Les conséquences ont été assez problématiques, puisque les chercheurs ont rapidement observé que l’effet était inverse. On a donc assisté à la mise en avant de publications particulièrement incendiaires :
La désinformation, la toxicité et les contenus violents sont anormalement prévalents dans les contenus repartagés. (…) Notre approche a eu des effets collatéraux malsains sur d’importantes parties des contenus, notamment en politique et en actualité. Notre responsabilité est grandissante. Beaucoup d’interlocuteurs nous ont dit qu’ils craignaient, sur le long terme, les effets négatifs que peut avoir cet algorithme sur la démocratie.
“Facebook has realized that if they change the algorithm to be safer, people will spend less time on the site, they’ll click on less ads, they’ll make less money,” says Facebook whistleblower Frances Haugen. https://t.co/wbxxfgorNE pic.twitter.com/zpQIwcdatr
— 60 Minutes (@60Minutes) October 3, 2021
Ébranlé par ces documents rédigés par ses propres employés, Facebook a rapidement répondu par l’intermédiaire d’un porte-parole : « Un changement de classement est-il la source des divisions du monde ? Non. La recherche montre que certaines divisions partisanes dans notre société ont augmenté depuis plusieurs décennies, bien avant que des plateformes comme Facebook n’existent. Elle montre également qu’un engagement significatif avec les amis et la famille sur notre plateforme est meilleur pour le bien-être des gens que l’alternative. »
Cette semaine, Mark Zuckerberg a avancé une autre explication pour nier en bloc ces accusations : « L’argument selon lequel nous mettons délibérément en avant du contenu qui rend les gens en colère, pour des profits, est complètement illogique. Nous faisons de l’argent avec les publicités, et les annonceurs nous disent sans arrêt qu’ils ne veulent pas leurs publicités au côté de contenus nuisibles ou véhéments. Et je ne connais aucune compagnie technologique qui se fixe de développer des produits rendant les gens en colère ou déprimés. »

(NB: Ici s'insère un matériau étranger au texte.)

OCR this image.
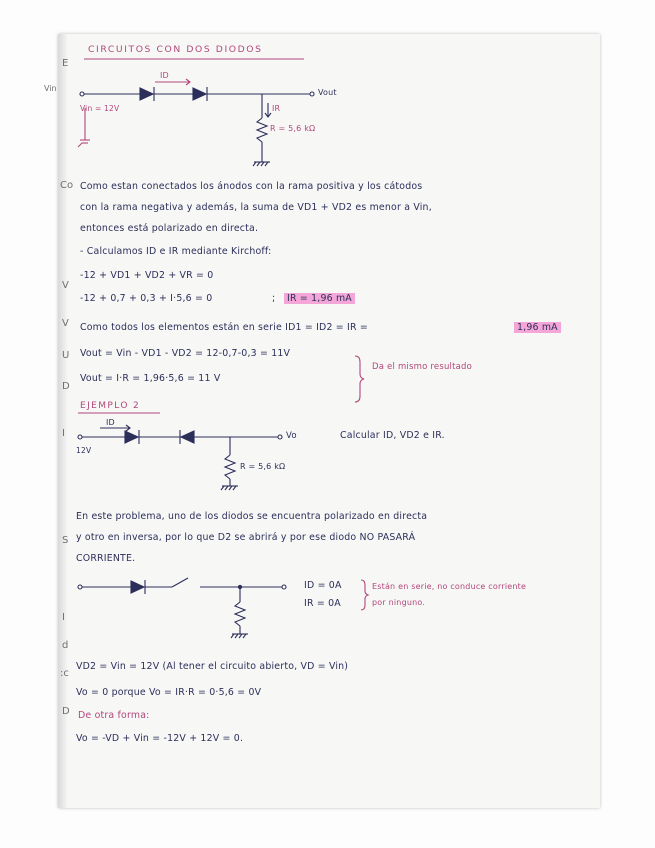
E
Vin
Co
V
V
U
D
I
S
I
d
:c
D
CIRCUITOS CON DOS DIODOS
ID
Vin = 12V
Vout
IR
R = 5,6 kΩ
Como estan conectados los ánodos con la rama positiva y los cátodos
con la rama negativa y además, la suma de VD1 + VD2 es menor a Vin,
entonces está polarizado en directa.
- Calculamos ID e IR mediante Kirchoff:
-12 + VD1 + VD2 + VR = 0
-12 + 0,7 + 0,3 + I·5,6 = 0	;	IR = 1,96 mA
Como todos los elementos están en serie ID1 = ID2 = IR =	1,96 mA
Vout = Vin - VD1 - VD2 = 12-0,7-0,3 = 11V
Vout = I·R = 1,96·5,6 = 11 V
Da el mismo resultado
EJEMPLO 2
ID
12V
Vo
R = 5,6 kΩ
Calcular ID, VD2 e IR.
En este problema, uno de los diodos se encuentra polarizado en directa
y otro en inversa, por lo que D2 se abrirá y por ese diodo NO PASARÁ
CORRIENTE.
ID = 0A
IR = 0A
Están en serie, no conduce corriente
por ninguno.
VD2 = Vin = 12V (Al tener el circuito abierto, VD = Vin)
Vo = 0 porque Vo = IR·R = 0·5,6 = 0V
De otra forma:
Vo = -VD + Vin = -12V + 12V = 0.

Une modération à deux vitesses qui pose question
Dans sa série d’enquêtes, le Wall Street Journal est également revenu sur l’existence du programme de modération « XCheck » que le réseau social applique à ses utilisateurs VIP. Concrètement, pas moins de 5,8 millions de personnes y sont inclus à travers le monde et parmi eux, des célébrités en tout genre et certains responsables politiques.
Ce traitement différencié pose question car alors qu’une personne lambda peut voir ses contenus supprimés de manière automatique par les algorithmes de la plateforme, les publications des membres du programme font l’objet d’une procédure distincte. Cela demande donc plus de temps et une vérification humaine. Des bévues en ont résulté et l’exemple du footballeur Neymar qui a partagé des photos nues de la femme l’accusait de viol, avant de les supprimer, est cité.
D’autres cas sont évoqués et notamment des posts de désinformation mentionnant le fait que les vaccins tuent qui sont restés en ligne très longtemps alors qu’ils sont systématiquement supprimés lorsqu’ils sont le fait d’un autre internaute.
La réponse du réseau social est ici venue d’Andy Stone, un porte-parole de l’entreprise. Il explique :
Comme nous l’avons dit en 2018 : ” La “vérification croisée” signifie simplement que certains contenus provenant de certaines pages ou de certains profils font l’objet d’une deuxième couche d’examen pour s’assurer que nous avons appliqué nos politiques correctement. ” Il n’y a pas deux systèmes de justice, c’est une tentative de protection contre les erreurs.